Bir isim henüz 6 aylık siyasi geçmişiyle 15 yıldır vekillik yapandan daha çok gündeme gelebiliyor, tartıştırıyor, popüler olabiliyorsa orada iki dakika durup düşünmek lazım.
Nebi Hatipoğlu sıradan, bilinçsiz, pusulasız bir isim değil!
Tez canlı, fevri ve kitabın ortasından konuşmayı seven bir yapısı var. Karşıdaki insan alınır, gücenir, kırılır diye belli ki hesap yapmıyor. İnsanların hoşuna gitmeyecek bazı doğruları çekinmeden pat diye söylemek gibi bir huyu var.
Üslup açısından eleştirilebilir, tez canlılık nedeniyle eleştirilebilir, fikir ayrılığına mahal veren fikirleri açısından bile eleştirilebilir. Ancak bu eleştirilerin adil, ortalama ve haysiyet ilkelerine aykırı olmaması koşuluyla…
Çünkü bu ülkede ve şehirde saptadığım adaletsiz bir tavır var.
İnsanlar AK Parti’den CHP’ye veya MHP’den İYİ Parti’ye geçerlerse eleştirilmiyor. Ya da sınırlı, dar ve ölçülü bir eleştiri iklimi hasıl oluyor.
Ancak İYİ Parti’den MHP’ye ya da CHP’den AK Parti’ye geçerlerse hain ilan ediliyor.
Seküler olanların sesi daha gür ve güçlü çıkıyor.
AK Parti’den bizzat Hoca istedi diye CHP kontenjanın başına geçen Mustafa Önder, AK Parti Tepebaşı Meclisinden dönem bitmeden CHP’ye geçen ve bizzat Kemal Kılıçdaroğlu’nun rozet taktığı meclis üyelerine herhangi olumsuz bir tavır gördünüz mü?

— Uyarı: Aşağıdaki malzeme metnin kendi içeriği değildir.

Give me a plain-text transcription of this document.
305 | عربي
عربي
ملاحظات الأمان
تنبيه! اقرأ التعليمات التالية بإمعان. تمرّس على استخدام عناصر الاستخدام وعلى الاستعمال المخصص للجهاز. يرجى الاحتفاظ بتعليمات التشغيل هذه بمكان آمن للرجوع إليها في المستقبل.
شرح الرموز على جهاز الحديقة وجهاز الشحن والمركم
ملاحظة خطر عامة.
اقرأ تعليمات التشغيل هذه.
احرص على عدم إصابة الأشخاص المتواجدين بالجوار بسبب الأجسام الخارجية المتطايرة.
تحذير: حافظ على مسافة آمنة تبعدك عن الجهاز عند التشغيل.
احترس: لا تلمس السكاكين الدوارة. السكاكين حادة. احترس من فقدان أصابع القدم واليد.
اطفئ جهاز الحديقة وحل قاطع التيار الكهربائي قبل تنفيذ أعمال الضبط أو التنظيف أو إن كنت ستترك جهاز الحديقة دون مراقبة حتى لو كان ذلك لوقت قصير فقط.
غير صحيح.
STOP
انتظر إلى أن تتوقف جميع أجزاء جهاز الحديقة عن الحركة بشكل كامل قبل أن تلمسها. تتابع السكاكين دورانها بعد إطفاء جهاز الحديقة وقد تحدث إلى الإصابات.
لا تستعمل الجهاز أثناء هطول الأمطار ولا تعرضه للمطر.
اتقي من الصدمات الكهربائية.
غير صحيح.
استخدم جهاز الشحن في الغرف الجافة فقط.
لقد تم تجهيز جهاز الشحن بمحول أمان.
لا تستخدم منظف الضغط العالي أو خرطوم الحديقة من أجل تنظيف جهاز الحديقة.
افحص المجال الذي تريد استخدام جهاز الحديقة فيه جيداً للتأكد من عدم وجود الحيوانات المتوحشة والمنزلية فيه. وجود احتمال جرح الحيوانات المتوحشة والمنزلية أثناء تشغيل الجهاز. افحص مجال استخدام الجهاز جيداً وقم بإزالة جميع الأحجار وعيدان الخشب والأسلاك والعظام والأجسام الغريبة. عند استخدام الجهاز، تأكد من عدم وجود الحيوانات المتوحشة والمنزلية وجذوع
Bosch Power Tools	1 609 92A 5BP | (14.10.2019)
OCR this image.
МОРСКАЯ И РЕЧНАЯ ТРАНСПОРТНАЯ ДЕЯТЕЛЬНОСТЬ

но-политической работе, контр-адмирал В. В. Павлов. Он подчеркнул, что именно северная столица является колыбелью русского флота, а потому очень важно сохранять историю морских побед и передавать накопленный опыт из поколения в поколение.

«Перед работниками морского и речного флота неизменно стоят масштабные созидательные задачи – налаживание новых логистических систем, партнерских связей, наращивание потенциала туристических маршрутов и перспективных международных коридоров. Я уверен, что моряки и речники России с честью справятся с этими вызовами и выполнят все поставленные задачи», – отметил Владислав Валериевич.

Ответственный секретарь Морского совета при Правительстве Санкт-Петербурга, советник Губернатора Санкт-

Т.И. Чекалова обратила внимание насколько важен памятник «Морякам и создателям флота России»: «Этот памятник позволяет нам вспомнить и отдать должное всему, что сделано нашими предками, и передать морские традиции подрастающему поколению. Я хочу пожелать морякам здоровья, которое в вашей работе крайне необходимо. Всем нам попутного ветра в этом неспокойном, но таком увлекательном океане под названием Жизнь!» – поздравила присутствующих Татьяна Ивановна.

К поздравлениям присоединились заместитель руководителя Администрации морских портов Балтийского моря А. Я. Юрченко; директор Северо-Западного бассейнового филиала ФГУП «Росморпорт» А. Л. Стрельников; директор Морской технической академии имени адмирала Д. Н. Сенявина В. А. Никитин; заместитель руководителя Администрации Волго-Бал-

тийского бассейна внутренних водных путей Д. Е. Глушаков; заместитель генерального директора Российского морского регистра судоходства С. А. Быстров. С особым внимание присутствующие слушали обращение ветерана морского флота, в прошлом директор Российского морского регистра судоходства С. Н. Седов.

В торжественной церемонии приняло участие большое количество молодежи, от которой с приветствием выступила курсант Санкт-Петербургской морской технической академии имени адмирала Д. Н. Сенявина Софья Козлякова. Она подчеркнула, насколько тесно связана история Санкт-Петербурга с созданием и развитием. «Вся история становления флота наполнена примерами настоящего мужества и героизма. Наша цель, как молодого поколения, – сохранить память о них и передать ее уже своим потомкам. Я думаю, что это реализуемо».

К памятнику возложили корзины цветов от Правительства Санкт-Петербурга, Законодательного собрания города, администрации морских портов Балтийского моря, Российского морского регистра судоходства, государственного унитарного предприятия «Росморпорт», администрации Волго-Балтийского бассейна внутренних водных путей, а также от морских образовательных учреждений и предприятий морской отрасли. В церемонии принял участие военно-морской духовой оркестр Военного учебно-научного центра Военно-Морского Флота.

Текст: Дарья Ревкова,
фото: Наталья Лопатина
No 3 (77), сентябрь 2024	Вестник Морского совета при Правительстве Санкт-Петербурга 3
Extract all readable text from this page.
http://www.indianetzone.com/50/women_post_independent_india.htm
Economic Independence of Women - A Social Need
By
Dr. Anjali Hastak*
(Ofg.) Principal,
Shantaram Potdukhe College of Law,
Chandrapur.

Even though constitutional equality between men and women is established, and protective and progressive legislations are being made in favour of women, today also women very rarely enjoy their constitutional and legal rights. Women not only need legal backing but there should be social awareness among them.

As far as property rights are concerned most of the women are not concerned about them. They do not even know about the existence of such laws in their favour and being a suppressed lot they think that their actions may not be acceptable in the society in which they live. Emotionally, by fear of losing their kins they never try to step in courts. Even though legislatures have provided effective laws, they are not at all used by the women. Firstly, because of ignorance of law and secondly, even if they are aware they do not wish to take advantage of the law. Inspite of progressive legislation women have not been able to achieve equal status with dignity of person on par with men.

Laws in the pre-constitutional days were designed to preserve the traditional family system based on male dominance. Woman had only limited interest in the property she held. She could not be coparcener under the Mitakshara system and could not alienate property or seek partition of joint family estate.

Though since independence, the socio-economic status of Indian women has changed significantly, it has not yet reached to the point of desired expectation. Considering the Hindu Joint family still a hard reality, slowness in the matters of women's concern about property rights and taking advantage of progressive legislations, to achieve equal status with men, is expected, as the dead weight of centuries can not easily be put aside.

Onlar da AK Parti seçmeninin oyları ile seçilmiş isimler değil miydi? Ya da o oylarla isim yapmış, CHP’ye karşı yapılan siyasetin parçası olmuş meclis üyeleri değil miydi?
Ya da bizzat AK Parti’nin kurucu kadrosunda yer alan isimler CHP’nin adayı olduklarında ve hatta CHP ile eski kurmay AK Partililer ittifak yaptığında gösterilmeyen tepkinin şimdi çok daha fazlasını Hatipoğlu’na göstermenin manası nedir? Bu ölçü veya kıstasa bakarsak süreç biraz ağır işlemiyor mu?
Şahsen Hatipoğlu’nun AK Parti geçişini eleştiriyorum. Bu kadar hızlı olmasını tasvip edemem. Lakin niye geçtin, neden AK Parti demeye de dilim varmıyor.
İcracı bir milletvekili olursa iktidar partisinde şehir adına daha çok iş, daha çok hizmet üretebileceği konusunda şüphem yok.
Ancak aynı zamanda AK Parti cephesindeki hiyerarşiyi bildiğim için kişisel özgürlüğü ve tavırlarını İYİ Parti kanadındaki kadar rahat kullanamayacağı ve diğer Eskişehir milletvekillerinin onun üstü olduğu gerçeğini kabul etmek zorunda olacağını varsayıyorum.
Buradan Büyükşehir Belediyesine uzanan bir hikâye yazmak istiyorsa da işinin kolay olmayacağını söyleyebilirim.
Çünkü AK Parti’nin Büyükerşen karşısında zafer kazanmasının yolu kendi tabanının oyu ile mümkün değil. Hatipoğlu ise henüz o taban dışından oy devşirecek kadar güçlü bir aktör değil.